Part 10

Setelah melihat kejadian dimana Lexi sedang bercumbu dengan wanita lain di ruang makan. Lezzi memutuskan akan bersikap acuh tak acuh. Entah perasaan apa yang telah di rasakan nya, kejadian dimana Lexi berselingkuh di hadapannya terasa mengganggu hatinya. Ada perasaan sesak yang Lezzi sendiri tak menduga bahwa sikap Lexi selama ini membawa dampak tak baik bagi hati dan matanya.

Matanya?

Tentu saja, bila Lezzi mengingat lagi, tak segan air matanya mengucur deras, bahkan paginya, matanya akan terlihat sembab dan merah. Dan bila Lexi melihat itu, apa Lexi akan menanyakannya? Tentu tidak, Lezzi seperti bayangan yang nyata dalam kehidupan Lexi, terlihat tapi tak di anggap.

Sudah lima hari setelah kejadian menyakitkan itu, Lezzi menimbang imbang, apa ia harus tetap mempertahakan hubungan ini dengannya atau berakhir dengan bercerai.
Selama ini juga Lezzi selalu memperhatikan sikap Lexi yang membaik atau semakin menjadi. Tapi ternyata Lexi tidak pernah berubah. Seperti sekarang misalnya.

Pagi ini Lezzi yang sedang membersihkan rumah tampak bingung dengan kedatangan Lexi yang menarik kopernya. Lezzi hendak bertanya, namun ia urungkan saat Lexi telah memberitahunya terlebih dahulu.

"Aku akan pergi berlibur ke Roma bersama Jeni, kau jaga rumah!" perintahnya.

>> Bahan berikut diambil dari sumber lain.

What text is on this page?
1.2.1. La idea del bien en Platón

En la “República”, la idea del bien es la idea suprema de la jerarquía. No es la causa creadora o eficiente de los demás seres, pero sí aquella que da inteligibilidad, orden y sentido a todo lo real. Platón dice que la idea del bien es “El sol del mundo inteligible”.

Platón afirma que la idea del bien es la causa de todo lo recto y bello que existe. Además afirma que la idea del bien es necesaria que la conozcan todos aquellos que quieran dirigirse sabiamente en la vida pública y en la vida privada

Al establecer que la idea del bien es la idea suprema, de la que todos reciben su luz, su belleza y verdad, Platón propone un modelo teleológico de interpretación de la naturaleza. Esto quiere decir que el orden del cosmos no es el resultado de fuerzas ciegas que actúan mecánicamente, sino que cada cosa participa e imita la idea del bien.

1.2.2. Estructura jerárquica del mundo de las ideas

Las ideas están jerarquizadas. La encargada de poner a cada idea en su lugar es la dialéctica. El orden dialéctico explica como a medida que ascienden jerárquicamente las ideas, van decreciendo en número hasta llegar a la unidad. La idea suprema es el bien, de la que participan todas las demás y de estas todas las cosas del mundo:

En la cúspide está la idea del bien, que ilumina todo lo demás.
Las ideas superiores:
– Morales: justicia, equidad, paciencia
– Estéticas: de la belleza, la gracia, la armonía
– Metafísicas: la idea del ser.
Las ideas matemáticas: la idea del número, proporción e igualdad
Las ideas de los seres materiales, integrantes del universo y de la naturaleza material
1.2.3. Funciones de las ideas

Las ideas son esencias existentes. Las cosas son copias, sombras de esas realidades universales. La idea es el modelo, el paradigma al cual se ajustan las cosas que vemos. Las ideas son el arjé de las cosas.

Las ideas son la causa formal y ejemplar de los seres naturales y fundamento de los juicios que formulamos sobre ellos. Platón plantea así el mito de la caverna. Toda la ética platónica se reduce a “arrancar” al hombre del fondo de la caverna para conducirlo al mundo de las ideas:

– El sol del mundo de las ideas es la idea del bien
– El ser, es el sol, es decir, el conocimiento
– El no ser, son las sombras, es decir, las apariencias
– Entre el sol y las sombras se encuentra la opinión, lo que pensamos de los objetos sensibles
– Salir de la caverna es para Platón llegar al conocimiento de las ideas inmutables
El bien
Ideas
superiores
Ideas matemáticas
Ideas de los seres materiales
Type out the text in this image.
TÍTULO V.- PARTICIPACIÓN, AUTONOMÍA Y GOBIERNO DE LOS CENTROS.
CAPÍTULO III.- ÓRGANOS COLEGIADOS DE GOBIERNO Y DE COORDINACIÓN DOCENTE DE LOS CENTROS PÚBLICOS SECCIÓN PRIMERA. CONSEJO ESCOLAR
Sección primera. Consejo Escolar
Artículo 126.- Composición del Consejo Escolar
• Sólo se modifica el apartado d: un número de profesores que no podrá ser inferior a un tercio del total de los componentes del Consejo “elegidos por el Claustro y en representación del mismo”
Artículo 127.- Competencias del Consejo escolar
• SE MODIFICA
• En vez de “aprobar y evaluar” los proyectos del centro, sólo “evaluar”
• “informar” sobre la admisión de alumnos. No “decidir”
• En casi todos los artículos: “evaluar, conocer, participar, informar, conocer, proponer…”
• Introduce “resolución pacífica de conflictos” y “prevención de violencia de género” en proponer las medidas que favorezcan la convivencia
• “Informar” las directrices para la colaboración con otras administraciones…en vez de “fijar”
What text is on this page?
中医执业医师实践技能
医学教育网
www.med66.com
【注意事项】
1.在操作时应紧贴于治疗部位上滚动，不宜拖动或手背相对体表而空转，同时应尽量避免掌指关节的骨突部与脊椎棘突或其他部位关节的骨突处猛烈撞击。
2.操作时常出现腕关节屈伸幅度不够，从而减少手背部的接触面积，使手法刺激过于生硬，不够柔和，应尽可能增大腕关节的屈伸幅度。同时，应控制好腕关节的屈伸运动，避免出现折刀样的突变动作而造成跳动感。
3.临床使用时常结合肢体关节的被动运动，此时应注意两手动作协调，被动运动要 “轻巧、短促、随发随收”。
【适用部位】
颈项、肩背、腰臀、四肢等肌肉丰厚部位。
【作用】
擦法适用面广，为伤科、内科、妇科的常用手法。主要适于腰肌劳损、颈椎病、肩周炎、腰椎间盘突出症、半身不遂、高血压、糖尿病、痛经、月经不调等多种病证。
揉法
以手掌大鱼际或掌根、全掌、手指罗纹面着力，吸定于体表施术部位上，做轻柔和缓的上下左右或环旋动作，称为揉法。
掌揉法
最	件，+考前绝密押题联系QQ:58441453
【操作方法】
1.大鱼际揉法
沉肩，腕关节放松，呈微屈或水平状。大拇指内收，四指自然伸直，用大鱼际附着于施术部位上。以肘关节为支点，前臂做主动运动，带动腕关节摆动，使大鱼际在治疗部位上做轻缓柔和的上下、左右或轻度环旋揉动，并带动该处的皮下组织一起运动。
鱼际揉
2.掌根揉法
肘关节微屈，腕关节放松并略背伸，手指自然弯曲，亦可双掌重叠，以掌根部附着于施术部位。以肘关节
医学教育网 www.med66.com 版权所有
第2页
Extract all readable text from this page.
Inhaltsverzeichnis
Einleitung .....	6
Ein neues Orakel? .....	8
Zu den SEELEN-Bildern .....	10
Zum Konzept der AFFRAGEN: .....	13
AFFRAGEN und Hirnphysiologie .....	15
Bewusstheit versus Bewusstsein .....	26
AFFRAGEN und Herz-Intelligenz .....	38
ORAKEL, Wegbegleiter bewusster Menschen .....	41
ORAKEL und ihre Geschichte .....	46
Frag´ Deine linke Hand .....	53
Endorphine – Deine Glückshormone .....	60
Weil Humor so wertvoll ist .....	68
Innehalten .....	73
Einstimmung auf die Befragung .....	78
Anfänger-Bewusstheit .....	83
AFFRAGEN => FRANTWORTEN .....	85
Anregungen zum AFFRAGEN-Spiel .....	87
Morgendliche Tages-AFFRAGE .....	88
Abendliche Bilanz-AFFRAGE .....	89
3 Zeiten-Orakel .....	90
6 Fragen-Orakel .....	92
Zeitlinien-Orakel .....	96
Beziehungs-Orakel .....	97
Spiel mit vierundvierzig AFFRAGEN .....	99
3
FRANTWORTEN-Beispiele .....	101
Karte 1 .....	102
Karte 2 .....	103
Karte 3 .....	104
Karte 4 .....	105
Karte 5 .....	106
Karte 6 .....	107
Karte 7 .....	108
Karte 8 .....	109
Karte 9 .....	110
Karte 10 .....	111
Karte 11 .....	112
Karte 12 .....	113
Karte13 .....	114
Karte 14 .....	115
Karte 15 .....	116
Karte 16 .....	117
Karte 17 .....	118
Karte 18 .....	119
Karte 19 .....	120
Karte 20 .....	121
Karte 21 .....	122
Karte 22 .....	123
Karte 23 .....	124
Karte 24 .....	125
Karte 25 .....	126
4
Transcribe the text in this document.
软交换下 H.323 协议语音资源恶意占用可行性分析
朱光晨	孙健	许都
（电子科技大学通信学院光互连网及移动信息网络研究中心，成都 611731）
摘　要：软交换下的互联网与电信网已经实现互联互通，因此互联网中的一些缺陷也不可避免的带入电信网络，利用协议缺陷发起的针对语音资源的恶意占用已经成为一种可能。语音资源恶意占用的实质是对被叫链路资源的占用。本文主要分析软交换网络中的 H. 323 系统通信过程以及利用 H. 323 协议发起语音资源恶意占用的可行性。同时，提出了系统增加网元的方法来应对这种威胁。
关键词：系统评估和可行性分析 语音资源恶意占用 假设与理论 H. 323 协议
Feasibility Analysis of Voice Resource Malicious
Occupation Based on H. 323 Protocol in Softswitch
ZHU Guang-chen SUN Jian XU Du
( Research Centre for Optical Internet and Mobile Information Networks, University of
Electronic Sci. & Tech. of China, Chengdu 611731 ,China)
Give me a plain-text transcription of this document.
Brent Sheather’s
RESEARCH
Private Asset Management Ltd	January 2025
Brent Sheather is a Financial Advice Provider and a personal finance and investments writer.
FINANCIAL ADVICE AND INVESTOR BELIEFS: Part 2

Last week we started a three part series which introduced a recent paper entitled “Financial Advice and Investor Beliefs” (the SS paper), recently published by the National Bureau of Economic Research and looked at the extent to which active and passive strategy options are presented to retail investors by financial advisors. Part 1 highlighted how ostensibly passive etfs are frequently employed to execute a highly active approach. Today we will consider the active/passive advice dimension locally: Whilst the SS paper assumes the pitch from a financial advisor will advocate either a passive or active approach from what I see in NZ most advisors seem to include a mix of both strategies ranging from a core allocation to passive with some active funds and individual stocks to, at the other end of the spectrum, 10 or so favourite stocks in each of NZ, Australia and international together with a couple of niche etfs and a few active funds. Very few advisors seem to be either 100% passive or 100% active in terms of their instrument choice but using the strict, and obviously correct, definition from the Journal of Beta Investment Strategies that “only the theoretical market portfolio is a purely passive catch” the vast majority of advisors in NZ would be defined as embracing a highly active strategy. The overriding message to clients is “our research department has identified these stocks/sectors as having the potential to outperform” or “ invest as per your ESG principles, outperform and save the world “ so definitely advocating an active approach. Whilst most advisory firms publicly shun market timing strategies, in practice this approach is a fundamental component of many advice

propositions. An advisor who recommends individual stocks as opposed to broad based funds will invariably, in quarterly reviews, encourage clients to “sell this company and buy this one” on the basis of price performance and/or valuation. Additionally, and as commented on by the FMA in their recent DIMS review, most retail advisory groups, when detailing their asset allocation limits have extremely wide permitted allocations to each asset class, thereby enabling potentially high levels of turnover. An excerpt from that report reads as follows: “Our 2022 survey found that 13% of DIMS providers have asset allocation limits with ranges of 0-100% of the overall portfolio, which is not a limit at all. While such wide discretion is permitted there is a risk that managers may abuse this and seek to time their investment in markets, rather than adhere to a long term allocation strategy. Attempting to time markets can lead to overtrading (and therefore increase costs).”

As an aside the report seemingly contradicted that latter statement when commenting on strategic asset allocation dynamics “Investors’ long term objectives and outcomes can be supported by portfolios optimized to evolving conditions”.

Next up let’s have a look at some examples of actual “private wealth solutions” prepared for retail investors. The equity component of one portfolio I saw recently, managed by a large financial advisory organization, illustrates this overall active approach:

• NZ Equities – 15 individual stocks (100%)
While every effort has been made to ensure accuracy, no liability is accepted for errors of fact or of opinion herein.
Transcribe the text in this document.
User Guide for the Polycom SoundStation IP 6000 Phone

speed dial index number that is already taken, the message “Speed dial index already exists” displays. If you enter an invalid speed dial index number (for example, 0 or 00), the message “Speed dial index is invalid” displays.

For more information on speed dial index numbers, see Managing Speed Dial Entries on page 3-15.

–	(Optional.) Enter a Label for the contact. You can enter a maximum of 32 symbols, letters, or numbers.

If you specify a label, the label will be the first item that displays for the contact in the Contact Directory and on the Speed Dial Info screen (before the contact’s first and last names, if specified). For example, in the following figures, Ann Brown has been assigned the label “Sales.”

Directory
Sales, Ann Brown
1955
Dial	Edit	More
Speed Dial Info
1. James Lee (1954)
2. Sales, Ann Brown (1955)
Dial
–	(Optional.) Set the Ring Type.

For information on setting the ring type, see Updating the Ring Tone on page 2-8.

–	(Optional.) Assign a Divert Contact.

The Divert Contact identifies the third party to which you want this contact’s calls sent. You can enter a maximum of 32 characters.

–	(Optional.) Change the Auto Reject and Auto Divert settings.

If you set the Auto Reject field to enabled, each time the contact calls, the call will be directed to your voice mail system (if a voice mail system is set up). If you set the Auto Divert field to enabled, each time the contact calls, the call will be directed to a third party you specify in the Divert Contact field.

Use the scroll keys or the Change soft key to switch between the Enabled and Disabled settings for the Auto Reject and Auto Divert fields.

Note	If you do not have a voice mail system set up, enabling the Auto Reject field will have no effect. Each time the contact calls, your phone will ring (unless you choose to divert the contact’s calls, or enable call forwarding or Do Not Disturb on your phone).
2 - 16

Lezzi hanya mengangguk dan berlalu meninggalkan Lexi yang telah berjalan menuju pintu depan.

Lezzi memilih untuk datang ke taman belakang. Hatinya terasa sakit. Ya, sangat sakit. Berkali-kali ia menghela nafas dalam-dalam, agar dadanya yang sesak ini tidak menimbulkan air mata yang jatuh. Namun, terasa sulit. Sudut matanya sudah mengeluarkan buliran air mata dan kemudian di susul dengan giliran yang lainnya.

Ia menahan isakkannya. Sebisa mungkin ia membungkam mulutnya dengan tangannya, isakannya tak boleh terdengar dengan siapa pun. Siapa pun? Lezzi hanya sendiri dirumah itu. Tidak, bukan dengan orang lain, tapi pada dirinya sendiri. Malam itu, ia berjanji tak lagi menangis dan terisak sampai dadanya sakit. Tapi kali ini ia kembali menangis.

"Ada apa ini? Hati ini sangat sakit. Sebenarnya ada apa denganku? Aku tidak mencintai Lexi, lalu kenapa aku seperti terhianati?" gumamnya seraya menahan isakan.

"Aku harus bertanya dengan Moza. Kali saja Moza tahu." ia segera berlari menuju kamarnya yang terletak di lantai bawah. Kamar yang tidak pernah berubah, meski pun statusnya saat ini telah menjadi istri sah Lexi. Tapi kamar pembantu lah yang masih ia tempati untuk melepas lelahnya setiap malam hari.

Lezzi mengetik sesuatu pada ponselnya. Tak lama ...
"Hallo?"

"Moza bisa kita bertemu hari ini?"

"Tentu, di cafeku. Kau bisa?"

"Ya, pukul dua siang nanti, aku akan kesana."

"Baik, aku tunggu."

Panggilan terputus. Lezzi akan menanyakan ini pada Moza. Mungkin saja Moza tahu arti dari perasaan ini.

***

Flower Cafe, New York City.

Moza tersenyum pada Lezzi yang baru saja tiba. Moza menuntun Lezzi dan membawanya untuk duduk di taman Cafe. mereka duduk di ayunan kayu yang sudah lama berada disana.

"Mana Mitchell? aku merindukannya." tanya Lezzi.

"Anak itu sedang bersama dengan Neneknya, kau tahu ibuku tak pernah mau lepas darinya."

"Tentu, siapa pun tak pernah mau jauh dari anak selucu dia." Moza tersenyum.

"Ada apa? Kau ingin mengatakan sesuatu?" tanya Moza.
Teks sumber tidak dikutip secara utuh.